Vatican “tranquil as can be” on security

"I am as tranquil as humanly possible," Archbishop Gabriele Caccia, the Vatican's ambassador to Beirut and a key organizer of the trip, told Reuters in an interview earlier this week.

Caccia said organizers had been given "reasonable guarantees" that the visit would not be disrupted. "Clearly security forces are on alert. Security is always a priority during papal visits, particularly in this [regional] context, which is a heated one," he said.

"But I must honestly say that as far as the Lebanese components are concerned, no sector has expressed opposition to this trip. All the communities — Christians, Muslims, Sunni, Shia, Druze and Alawi — have reacted positively to the trip."

Caccia said a delegation from the militant Shia group Hezbollah, which is also a political organization, visited Lebanon's Maronite Christian patriarch recently and "expressed joy" at the pope's trip.

It was not clear if representatives of Hezbollah, which Israel and the United States consider to be a terrorist group, would be present at any of the Pope's encounters with religious and political leaders.

Asked about the Vatican's view of Hezbollah, spokesman Father Federico Lombardi told a briefing on Tuesday, "I have nothing to say right now…"

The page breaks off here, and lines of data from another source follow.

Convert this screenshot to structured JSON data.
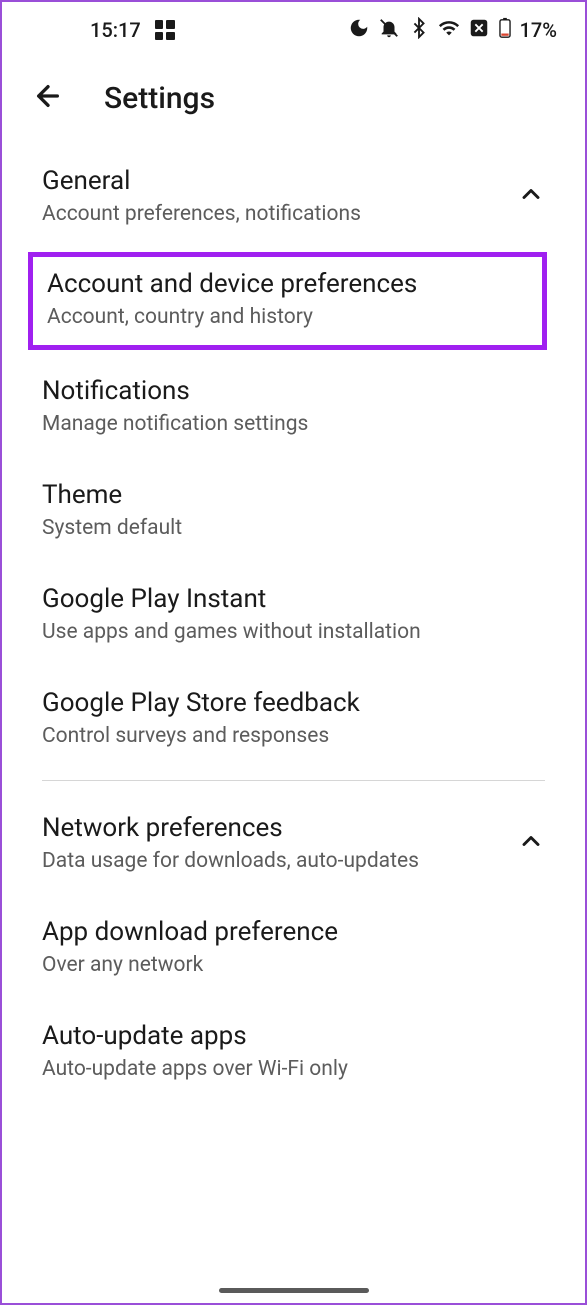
{
  "statusBar": {
    "time": "15:17",
    "battery": "17%"
  },
  "header": {
    "title": "Settings"
  },
  "sections": {
    "general": {
      "title": "General",
      "subtitle": "Account preferences, notifications"
    },
    "accountDevice": {
      "title": "Account and device preferences",
      "subtitle": "Account, country and history"
    },
    "notifications": {
      "title": "Notifications",
      "subtitle": "Manage notification settings"
    },
    "theme": {
      "title": "Theme",
      "subtitle": "System default"
    },
    "instant": {
      "title": "Google Play Instant",
      "subtitle": "Use apps and games without installation"
    },
    "feedback": {
      "title": "Google Play Store feedback",
      "subtitle": "Control surveys and responses"
    },
    "network": {
      "title": "Network preferences",
      "subtitle": "Data usage for downloads, auto-updates"
    },
    "download": {
      "title": "App download preference",
      "subtitle": "Over any network"
    },
    "autoUpdate": {
      "title": "Auto-update apps",
      "subtitle": "Auto-update apps over Wi-Fi only"
    }
  }
}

Benedict is making the three-day visit to issue a document known as a "apostolic exhortation" based on the results of a synod of Catholic bishops on the Middle East in 2010.

That synod tackled subjects such as regional security, the exodus of Christians from the region and the need for a resolution to the Israeli-Palestinian conflict — all topics that are expected to be addressed in the papal document and in Benedict's speeches.

The Vatican is particularly concerned about the exodus of Christians from the Middle East who, according to some estimates, now comprise 5 percent of the population of the region, down from about 20 percent a century ago.

According to some estimates, the current population of about 12 million Christians in the Middle East could be half of that by 2020 if security and birth rates continue to decline.

"Christians are in the Middle East not because they arrived with a colonial empire. They are an original part of the landscape, they are citizens of these lands, they have roots in this land and they have a right to live in the place where they were born," said Caccia, the Vatican ambassador to Beirut.